Alemanha, França, Suécia, Noruega, Finlândia e Holanda enviaram pequenos contingentes militares à ilha, a pedido do governo dinamarquês. A Alemanha deslocou uma equipe de 13 militares, enquanto a França enviou cerca de 15 especialistas em operações em regiões montanhosas. Um oficial britânico também integra a missão.
A Suécia enviou três oficiais, enquanto a Noruega deslocou dois. A Holanda mandou um militar e a Finlândia, dois. De acordo com autoridades europeias, esses primeiros envios têm como foco a preparação de exercícios militares e o planejamento de um reforço mais amplo ao longo de 2026.

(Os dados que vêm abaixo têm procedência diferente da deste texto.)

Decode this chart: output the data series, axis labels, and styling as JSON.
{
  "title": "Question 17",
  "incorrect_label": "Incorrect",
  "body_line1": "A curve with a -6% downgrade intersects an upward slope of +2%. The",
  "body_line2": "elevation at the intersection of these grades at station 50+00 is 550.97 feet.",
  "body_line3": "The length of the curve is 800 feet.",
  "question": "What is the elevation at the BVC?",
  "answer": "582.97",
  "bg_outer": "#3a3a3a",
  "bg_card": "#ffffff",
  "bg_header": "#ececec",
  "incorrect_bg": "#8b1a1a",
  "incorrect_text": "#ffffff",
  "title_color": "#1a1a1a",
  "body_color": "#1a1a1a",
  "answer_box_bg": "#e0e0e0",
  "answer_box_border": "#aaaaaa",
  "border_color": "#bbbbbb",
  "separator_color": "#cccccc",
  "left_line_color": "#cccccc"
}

Trump afirma que a Groenlândia é estratégica para a segurança dos Estados Unidos por sua posição no Ártico. O ex-presidente já declarou que a ilha deveria pertencer ao país e não descartou a possibilidade de uso da força para assumir o controle do território.
O que disse a Rússia sobre o caso
A Rússia criticou a presença militar da Otan na Groenlândia e afirmou que a aliança vem acelerando a mobilização de forças na região. A embaixada da Rússia na Bélgica, país que abriga a sede da Otan, declarou em comunicado que o governo russo vê com grande preocupação o envio de militares da aliança para a região do Ártico.
Para o governo russo, a narrativa dos Estados Unidos sobre uma suposta ameaça russa ou chinesa à ilha seria um “mito” utilizado para gerar alarme. Segundo autoridades, há atualmente poucos indícios de presença relevante de navios chineses ou russos nas águas próximas à Groenlândia.